Dr. Stephanie Barnes has been investigating the role of NMDA receptors as a FRAXA Postdoctoral Fellow in Dr. Emily Osterweil’s laboratory at the University of Edinburgh from 2016-2018. With an additional year grant from FRAXA, she is now continuing her work to identify novel targets and test pharmacological therapies in the Fragile X mouse model at the Picower Institute at MIT with Dr. Mark Bear.
Stephanie Barnes, PhD
FRAXA Fellow
Mark Bear, PhD
Principal Investigator
Massachusetts Institute of Technology
2018-2019 FRAXA Research Grant
$45,000 over 1 Year
by Stephanie Barnes, PhD
Over the past decade investigations in the mouse model of Fragile X syndrome have revealed that the loss of FMRP (which is lacking in Fragile X syndrome) leads to an increase in protein synthesis.
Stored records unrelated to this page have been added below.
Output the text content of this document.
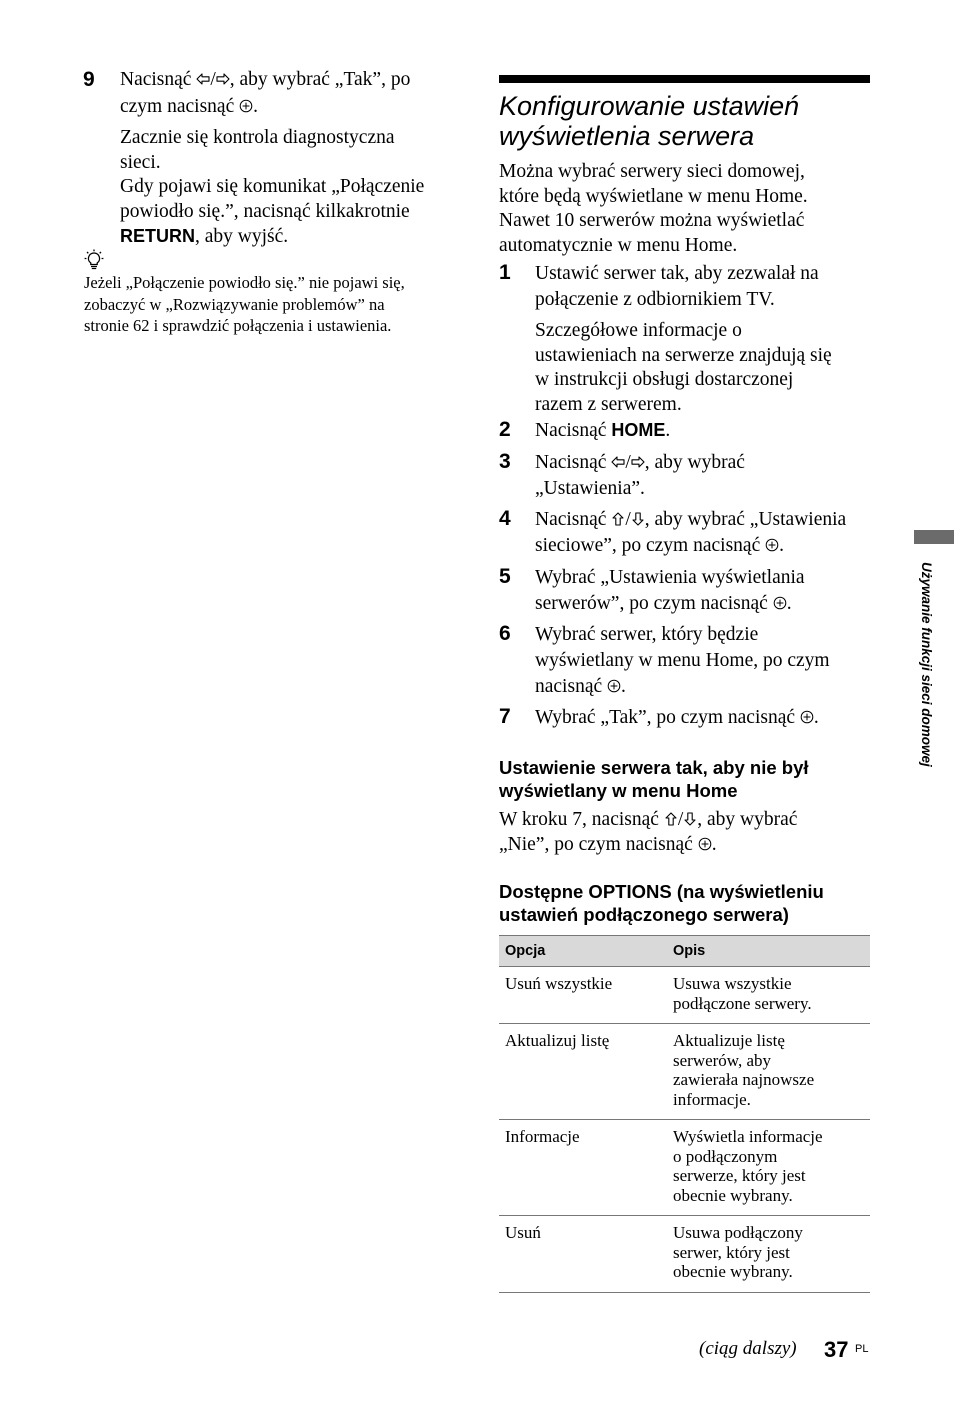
9 Nacisnąć / , aby wybrać „Tak”, po
czym nacisnąć .
Zacznie się kontrola diagnostyczna
sieci.
Gdy pojawi się komunikat „Połączenie
powiodło się.”, nacisnąć kilkakrotnie
RETURN, aby wyjść.
Jeżeli „Połączenie powiodło się.” nie pojawi się,
zobaczyć w „Rozwiązywanie problemów” na
stronie 62 i sprawdzić połączenia i ustawienia.
Konfigurowanie ustawień
wyświetlenia serwera
Można wybrać serwery sieci domowej,
które będą wyświetlane w menu Home.
Nawet 10 serwerów można wyświetlać
automatycznie w menu Home.
1 Ustawić serwer tak, aby zezwalał na
połączenie z odbiornikiem TV.
Szczegółowe informacje o
ustawieniach na serwerze znajdują się
w instrukcji obsługi dostarczonej
razem z serwerem.
2 Nacisnąć HOME.
3 Nacisnąć / , aby wybrać
„Ustawienia”.
4 Nacisnąć / , aby wybrać „Ustawienia
sieciowe”, po czym nacisnąć .
5 Wybrać „Ustawienia wyświetlania
serwerów”, po czym nacisnąć .
6 Wybrać serwer, który będzie
wyświetlany w menu Home, po czym
nacisnąć .
7 Wybrać „Tak”, po czym nacisnąć .
Ustawienie serwera tak, aby nie był
wyświetlany w menu Home
W kroku 7, nacisnąć / , aby wybrać
„Nie”, po czym nacisnąć .
Dostępne OPTIONS (na wyświetleniu
ustawień podłączonego serwera)
Opcja	Opis
Usuń wszystkie	Usuwa wszystkie
podłączone serwery.

Aktualizuj listę	Aktualizuje listę
serwerów, aby
zawierała najnowsze
informacje.

Informacje	Wyświetla informacje
o podłączonym
serwerze, który jest
obecnie wybrany.

Usuń	Usuwa podłączony
serwer, który jest
obecnie wybrany.
Używanie funkcji sieci domowej
(ciąg dalszy) 37 PL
This in turn alters how the brain can change and adapt to new information. Our research has focused on identifying novel targets that correct aberrant protein synthesis in the Fragile X brain to determine whether we can restore alterations in neuronal communication and behavior.
We have identified the NMDA receptor as a key regulator of protein synthesis that drives long lasting changes in brain connections. Using electrophysiological, biochemical and behavioral assays, we have elucidated its role in the pathophysiology of Fragile X. We have found that modulating NMDA receptor function, either using drugs or genetically, normalizes protein synthesis in the FXS brain and enables individual connections to change their strength in a normal manner.
Based on these findings we want to examine these connections more closely, looking at how they simultaneously change their strength and structure. One of the hallmark phenotypes reported in Fragile X mice and patients is an overabundance of neural connections that appear immature in structure (see image above). Using imaging techniques we will determine whether modulating the NMDA receptor and its downstream signaling mechanisms can restore both functional and structural changes in the Fragile X mouse model.